|Title:||Octanoic acid promotes clearance of antibiotic-tolerant cells and eradicates biofilms of Staphylococcus aureus isolated from recurrent bovine mastitis||Authors:||Lin, Wen Chun
Hsu, Kai Chen
You, Ming Feng
Lee, Kuo Hua
Chen, Jyh Yih
|Keywords:||Antibiotic tolerance cells | Octanoic acid | Persistence cells | Recurrent mastitis | Staphylococcus aureus biofilms||Issue Date:||15-Dec-2023||Journal Volume:||6||Source:||Biofilm||Abstract:||
Antibiotic therapy is the primary treatment for bovine mastitis, but the drawbacks of this strategy include poor cure rate and economic losses from the need to discard milk with antibiotic residues. Unfortunately, few other treatment options are currently available for mastitis. Failure of antibiotic treatments is often attributed to formation of bacterial biofilms and abscesses in the mammary gland tissue, which lead to chronic infections that are difficult to eradicate and drive recurrent disease. A major mastitis-causing pathogen (MCP) associated with biofilms in bovine mastitis is Staphylococcus aureus. In this study, we demonstrate that octanoic acid has broad-spectrum microbicidal activity against MCPs and effectively inhibits S. aureus biofilm formation in milk (>50% inhibition at 3.13 mM). Octanoic acid effectively clears biofilms (95% eradication at 1X minimum bactericidal concentration, MBC) and infrequently induces S. aureus small colony variants (SCVs) that may cause recurrent mastitis. Additionally, octanoic acid rapidly kills persistent biofilm cells and cells with antibiotic tolerance (within 4 h). In contrast, antibiotics treated at >100X MBC cannot eradicate biofilms but do induce SCVs and antibiotic-tolerant cells.

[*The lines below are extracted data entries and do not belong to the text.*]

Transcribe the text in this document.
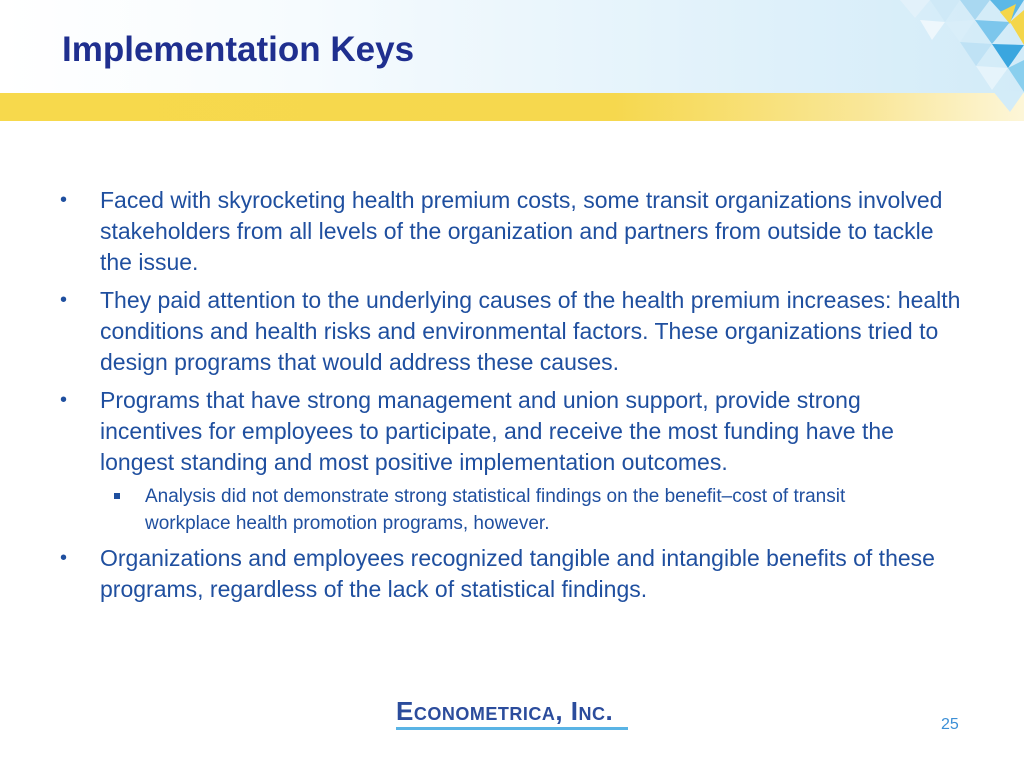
Implementation Keys
• Faced with skyrocketing health premium costs, some transit organizations involved stakeholders from all levels of the organization and partners from outside to tackle the issue.
• They paid attention to the underlying causes of the health premium increases: health conditions and health risks and environmental factors. These organizations tried to design programs that would address these causes.
• Programs that have strong management and union support, provide strong incentives for employees to participate, and receive the most funding have the longest standing and most positive implementation outcomes.
Analysis did not demonstrate strong statistical findings on the benefit–cost of transit workplace health promotion programs, however.
• Organizations and employees recognized tangible and intangible benefits of these programs, regardless of the lack of statistical findings.
Econometrica, Inc.	25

These effects may accelerate the transition from biofilm to chronic infection. Thus, octanoic acid exhibits bactericidal action against S. aureus biofilms, and it is less likely than antibiotic therapy to induce persistent cells and pathogen tolerance. Moreover, octanoic acid acts additively with antibiotics against S. aureus, and it attenuates tetracycline-induced virulence factor gene expression in S. aureus cells. According to these data, octanoic acid may prevent the pathological progression of bovine mastitis and offer a new strategy for treating the condition.